Second, as of 2022.01.26, we have had a number of issues with worker-manager. There is a single process that goes through worker pool by worker pool to spin workers up and down on demand. The Azure workers, in particular, take a long time to spin up and down, and these processes block spinning other pools up or down. There’s not much we can do here except adjust our idle times, which isn’t the ideal solution. Otherwise we wait for the Taskcluster team to fix the issues:
Bug 1735411 - windows 2004 test worker backlog (gecko-t/win10-64-2004)
Bug 1741946 - Investigate the best way to go about the Windows 10 Azure worker delays
RFC issue UI to visualize and reprioritize scheduled+pending tasks
RFC issue Revisit worker idle time shutdown
(marked as dup) Investigate running multiple worker-managers
worker-manager: Azure workers register when state != REQUESTED
Combine worker-manager provisioner and worker scanner in to a single processes
Provide worker counts and capacity by state for worker pools
Measure and improve performance of the worker query in provisioning loop
Workers Not Spawning After Image Bustage#
If there’s a problem in a worker image, worker-manager may not spawn any new workers even after the issue is fixed. This happens because the workers with the problematic image are still running, even though they are unable to claim tasks. However, worker-manager doesn’t know this, so won’t spawn any new workers until the broken ones expire or are terminated.

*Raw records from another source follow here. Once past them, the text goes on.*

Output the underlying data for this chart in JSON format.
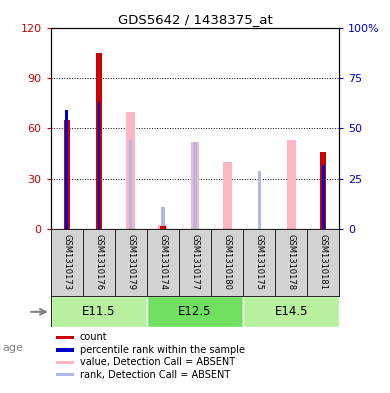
{
  "title": "GDS5642 / 1438375_at",
  "samples": [
    "GSM1310173",
    "GSM1310176",
    "GSM1310179",
    "GSM1310174",
    "GSM1310177",
    "GSM1310180",
    "GSM1310175",
    "GSM1310178",
    "GSM1310181"
  ],
  "count_values": [
    65,
    105,
    0,
    2,
    0,
    0,
    0,
    0,
    46
  ],
  "percentile_values": [
    59,
    63,
    0,
    0,
    0,
    0,
    0,
    0,
    32
  ],
  "absent_value_values": [
    0,
    0,
    58,
    2,
    43,
    33,
    0,
    44,
    0
  ],
  "absent_rank_values": [
    0,
    0,
    44,
    11,
    43,
    0,
    29,
    0,
    0
  ],
  "count_color": "#cc0000",
  "percentile_color": "#0000cc",
  "absent_value_color": "#ffb6c1",
  "absent_rank_color": "#b0b8e8",
  "ylim_left": [
    0,
    120
  ],
  "ylim_right": [
    0,
    100
  ],
  "yticks_left": [
    0,
    30,
    60,
    90,
    120
  ],
  "yticks_right": [
    0,
    25,
    50,
    75,
    100
  ],
  "yticklabels_right": [
    "0",
    "25",
    "50",
    "75",
    "100%"
  ],
  "age_groups": [
    {
      "label": "E11.5",
      "samples": [
        0,
        1,
        2
      ],
      "color": "#b8f0a0"
    },
    {
      "label": "E12.5",
      "samples": [
        3,
        4,
        5
      ],
      "color": "#70e070"
    },
    {
      "label": "E14.5",
      "samples": [
        6,
        7,
        8
      ],
      "color": "#b8f0a0"
    }
  ],
  "age_label": "age",
  "legend_items": [
    {
      "label": "count",
      "color": "#cc0000"
    },
    {
      "label": "percentile rank within the sample",
      "color": "#0000cc"
    },
    {
      "label": "value, Detection Call = ABSENT",
      "color": "#ffb6c1"
    },
    {
      "label": "rank, Detection Call = ABSENT",
      "color": "#b0b8e8"
    }
  ]
}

These problematic workers won’t show up in the Taskcluster Web UI, as the queue service is unaware of workers until they claim a task.
Symptoms#
Backlogs will persist even after fixing a worker image. This will be most noticeable on pools with a low max capacity (like Decision pools), as they are more likely to get entirely filled with broken workers (in which cases no further tasks would run).
Solution#
Run this script in braindump to automatically scan for and terminate these broken workers: https://hg.mozilla.org/build/braindump/file/tip/taskcluster/terminate_broken_workers.py
push(MSIX) fails: “push to Store aborted: pending submission found”#
pushmsixscript pushes Firefox to the Microsoft Store. The Store rejects any new submission if there is a pending submission (one which has been uploaded but not yet released). Release Management has asked that pushmsixscript not delete pending submissions, in case that pending submission was created manually.
Symptoms#
The push(MSIX) task fails with Exception status. The task log shows “push to Store aborted: pending submission found” and “ERROR - There is a pending submission for this application on the Microsoft Store. Wait for the pending submission to complete, or delete the pending submission. Then retry this task.”
Solution#
Delete the pending submission from the Store manually; Release Management has access. Once the pending submission has been deleted, re-run the failed push(MSIX) task.